Mas se pensares bem, já não és tão jovem. Tens pais prestes a envelhecer a teu cargo e, em baixo, uma esposa e filhos.

Só tens uma saída: engolir em seco e pedir desculpa ao teu superior de forma totalmente respeitosa: “Desculpe, chefe, foi tudo culpa minha. Por favor, tire-me só o bónus deste mês de 500 e dê-me outra oportunidade!”
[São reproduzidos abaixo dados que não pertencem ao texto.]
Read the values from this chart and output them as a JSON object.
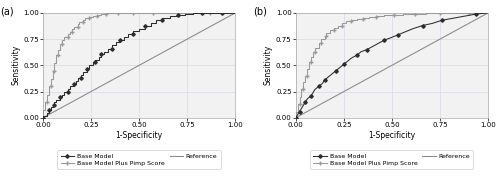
{
  "fig_width": 5.0,
  "fig_height": 1.9,
  "dpi": 100,
  "background_color": "#ffffff",
  "plot_bg_color": "#f2f2f2",
  "panels": [
    "(a)",
    "(b)"
  ],
  "xlabel": "1-Specificity",
  "ylabel": "Sensitivity",
  "xlim": [
    0.0,
    1.0
  ],
  "ylim": [
    0.0,
    1.0
  ],
  "xticks": [
    0.0,
    0.25,
    0.5,
    0.75,
    1.0
  ],
  "yticks": [
    0.0,
    0.25,
    0.5,
    0.75,
    1.0
  ],
  "tick_fontsize": 5,
  "axis_label_fontsize": 5.5,
  "panel_label_fontsize": 7,
  "legend_fontsize": 4.5,
  "line_dark_color": "#2d2d2d",
  "line_light_color": "#999999",
  "reference_color": "#888888",
  "marker_dark": "D",
  "marker_light": "+",
  "linewidth": 0.75,
  "marker_size_dark": 1.8,
  "marker_size_light": 3.0,
  "grid_color": "#d9d9e8",
  "legend_entries": [
    "Base Model",
    "Base Model Plus Pimp Score",
    "Reference"
  ],
  "panel_a": {
    "base_model_fpr": [
      0.0,
      0.0,
      0.02,
      0.02,
      0.03,
      0.03,
      0.04,
      0.04,
      0.05,
      0.05,
      0.06,
      0.06,
      0.07,
      0.07,
      0.09,
      0.09,
      0.1,
      0.1,
      0.11,
      0.11,
      0.13,
      0.13,
      0.14,
      0.14,
      0.16,
      0.16,
      0.17,
      0.17,
      0.18,
      0.18,
      0.2,
      0.2,
      0.21,
      0.21,
      0.23,
      0.23,
      0.24,
      0.24,
      0.26,
      0.26,
      0.27,
      0.27,
      0.29,
      0.29,
      0.3,
      0.3,
      0.32,
      0.32,
      0.34,
      0.34,
      0.36,
      0.36,
      0.38,
      0.38,
      0.4,
      0.4,
      0.42,
      0.42,
      0.44,
      0.44,
      0.47,
      0.47,
      0.5,
      0.5,
      0.53,
      0.53,
      0.56,
      0.56,
      0.59,
      0.59,
      0.62,
      0.62,
      0.66,
      0.66,
      0.7,
      0.7,
      0.74,
      0.74,
      0.78,
      0.78,
      0.83,
      0.83,
      0.88,
      0.88,
      0.93,
      0.93,
      1.0,
      1.0
    ],
    "base_model_tpr": [
      0.0,
      0.02,
      0.02,
      0.05,
      0.05,
      0.07,
      0.07,
      0.1,
      0.1,
      0.12,
      0.12,
      0.15,
      0.15,
      0.17,
      0.17,
      0.2,
      0.2,
      0.22,
      0.22,
      0.25,
      0.25,
      0.27,
      0.27,
      0.3,
      0.3,
      0.32,
      0.32,
      0.35,
      0.35,
      0.38,
      0.38,
      0.41,
      0.41,
      0.44,
      0.44,
      0.47,
      0.47,
      0.5,
      0.5,
      0.53,
      0.53,
      0.55,
      0.55,
      0.58,
      0.58,
      0.61,
      0.61,
      0.63,
      0.63,
      0.66,
      0.66,
      0.69,
      0.69,
      0.72,
      0.72,
      0.74,
      0.74,
      0.77,
      0.77,
      0.8,
      0.8,
      0.83,
      0.83,
      0.85,
      0.85,
      0.88,
      0.88,
      0.9,
      0.9,
      0.93,
      0.93,
      0.95,
      0.95,
      0.97,
      0.97,
      0.98,
      0.98,
      0.99,
      0.99,
      1.0,
      1.0,
      1.0,
      1.0,
      1.0,
      1.0,
      1.0,
      1.0,
      1.0
    ],
    "pimp_model_fpr": [
      0.0,
      0.0,
      0.01,
      0.01,
      0.02,
      0.02,
      0.03,
      0.03,
      0.04,
      0.04,
      0.05,
      0.05,
      0.06,
      0.06,
      0.07,
      0.07,
      0.08,
      0.08,
      0.09,
      0.09,
      0.1,
      0.1,
      0.11,
      0.11,
      0.13,
      0.13,
      0.14,
      0.14,
      0.15,
      0.15,
      0.16,
      0.16,
      0.18,
      0.18,
      0.19,
      0.19,
      0.21,
      0.21,
      0.22,
      0.22,
      0.24,
      0.24,
      0.26,
      0.26,
      0.28,
      0.28,
      0.3,
      0.3,
      0.33,
      0.33,
      0.36,
      0.36,
      0.39,
      0.39,
      0.43,
      0.43,
      0.47,
      0.47,
      0.52,
      0.52,
      0.57,
      0.57,
      0.63,
      0.63,
      0.7,
      0.7,
      0.78,
      0.78,
      0.87,
      0.87,
      1.0,
      1.0
    ],
    "pimp_model_tpr": [
      0.0,
      0.07,
      0.07,
      0.15,
      0.15,
      0.22,
      0.22,
      0.3,
      0.3,
      0.37,
      0.37,
      0.45,
      0.45,
      0.52,
      0.52,
      0.6,
      0.6,
      0.65,
      0.65,
      0.7,
      0.7,
      0.74,
      0.74,
      0.77,
      0.77,
      0.8,
      0.8,
      0.82,
      0.82,
      0.85,
      0.85,
      0.87,
      0.87,
      0.89,
      0.89,
      0.91,
      0.91,
      0.93,
      0.93,
      0.95,
      0.95,
      0.96,
      0.96,
      0.97,
      0.97,
      0.98,
      0.98,
      0.99,
      0.99,
      1.0,
      1.0,
      1.0,
      1.0,
      1.0,
      1.0,
      1.0,
      1.0,
      1.0,
      1.0,
      1.0,
      1.0,
      1.0,
      1.0,
      1.0,
      1.0,
      1.0,
      1.0,
      1.0,
      1.0,
      1.0,
      1.0,
      1.0
    ]
  },
  "panel_b": {
    "base_model_fpr": [
      0.0,
      0.0,
      0.01,
      0.01,
      0.02,
      0.02,
      0.03,
      0.03,
      0.04,
      0.04,
      0.05,
      0.05,
      0.06,
      0.06,
      0.08,
      0.08,
      0.09,
      0.09,
      0.1,
      0.1,
      0.12,
      0.12,
      0.14,
      0.14,
      0.15,
      0.15,
      0.17,
      0.17,
      0.19,
      0.19,
      0.21,
      0.21,
      0.23,
      0.23,
      0.25,
      0.25,
      0.27,
      0.27,
      0.29,
      0.29,
      0.32,
      0.32,
      0.34,
      0.34,
      0.37,
      0.37,
      0.4,
      0.4,
      0.43,
      0.43,
      0.46,
      0.46,
      0.49,
      0.49,
      0.53,
      0.53,
      0.57,
      0.57,
      0.61,
      0.61,
      0.66,
      0.66,
      0.71,
      0.71,
      0.76,
      0.76,
      0.82,
      0.82,
      0.88,
      0.88,
      0.94,
      0.94,
      1.0,
      1.0
    ],
    "base_model_tpr": [
      0.0,
      0.0,
      0.03,
      0.03,
      0.06,
      0.06,
      0.09,
      0.09,
      0.12,
      0.12,
      0.15,
      0.15,
      0.18,
      0.18,
      0.21,
      0.21,
      0.24,
      0.24,
      0.27,
      0.27,
      0.3,
      0.3,
      0.33,
      0.33,
      0.36,
      0.36,
      0.39,
      0.39,
      0.42,
      0.42,
      0.45,
      0.45,
      0.48,
      0.48,
      0.51,
      0.51,
      0.54,
      0.54,
      0.57,
      0.57,
      0.6,
      0.6,
      0.63,
      0.63,
      0.65,
      0.65,
      0.68,
      0.68,
      0.71,
      0.71,
      0.74,
      0.74,
      0.76,
      0.76,
      0.79,
      0.79,
      0.82,
      0.82,
      0.85,
      0.85,
      0.88,
      0.88,
      0.9,
      0.9,
      0.93,
      0.93,
      0.95,
      0.95,
      0.97,
      0.97,
      0.99,
      0.99,
      1.0,
      1.0
    ],
    "pimp_model_fpr": [
      0.0,
      0.0,
      0.01,
      0.01,
      0.02,
      0.02,
      0.03,
      0.03,
      0.04,
      0.04,
      0.05,
      0.05,
      0.06,
      0.06,
      0.07,
      0.07,
      0.08,
      0.08,
      0.09,
      0.09,
      0.1,
      0.1,
      0.12,
      0.12,
      0.13,
      0.13,
      0.15,
      0.15,
      0.16,
      0.16,
      0.18,
      0.18,
      0.2,
      0.2,
      0.22,
      0.22,
      0.24,
      0.24,
      0.26,
      0.26,
      0.29,
      0.29,
      0.32,
      0.32,
      0.35,
      0.35,
      0.38,
      0.38,
      0.42,
      0.42,
      0.46,
      0.46,
      0.51,
      0.51,
      0.56,
      0.56,
      0.62,
      0.62,
      0.68,
      0.68,
      0.75,
      0.75,
      0.82,
      0.82,
      0.9,
      0.9,
      1.0,
      1.0
    ],
    "pimp_model_tpr": [
      0.0,
      0.06,
      0.06,
      0.13,
      0.13,
      0.2,
      0.2,
      0.27,
      0.27,
      0.34,
      0.34,
      0.4,
      0.4,
      0.47,
      0.47,
      0.53,
      0.53,
      0.58,
      0.58,
      0.63,
      0.63,
      0.67,
      0.67,
      0.71,
      0.71,
      0.75,
      0.75,
      0.78,
      0.78,
      0.81,
      0.81,
      0.84,
      0.84,
      0.86,
      0.86,
      0.88,
      0.88,
      0.9,
      0.9,
      0.92,
      0.92,
      0.93,
      0.93,
      0.94,
      0.94,
      0.95,
      0.95,
      0.96,
      0.96,
      0.97,
      0.97,
      0.98,
      0.98,
      0.98,
      0.98,
      0.99,
      0.99,
      0.99,
      0.99,
      1.0,
      1.0,
      1.0,
      1.0,
      1.0,
      1.0,
      1.0,
      1.0,
      1.0
    ]
  }
}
Embora o teu salário, na verdade, seja apenas o suficiente para ajudar a casa, não há nada a fazer.

Se perderes o emprego que tens agora, vai haver um período de vazio pela frente, e nessa altura a tua família não vai conseguir fechar as contas.

Pensa no que era quando eras mais novo, com o teu primeiro amor. Como ambos eram jovens e cheios de arrogância, quando surgia uma pequena contrariedade, ninguém cedia; no fim, foi inevitável a separação sem grandes alegrias.

Agora, comparado com o que acontece hoje em dia, que importância tem? Mas, no mundo dos adultos, não há espaço para arrependimentos. O que é passado fica como saudade e remorso; o que existe agora são, sobretudo, responsabilidades.

Já que escolheste este caminho, além do sucesso não tens para onde recuar: ou triunfas com brilho, ou então é a ruína!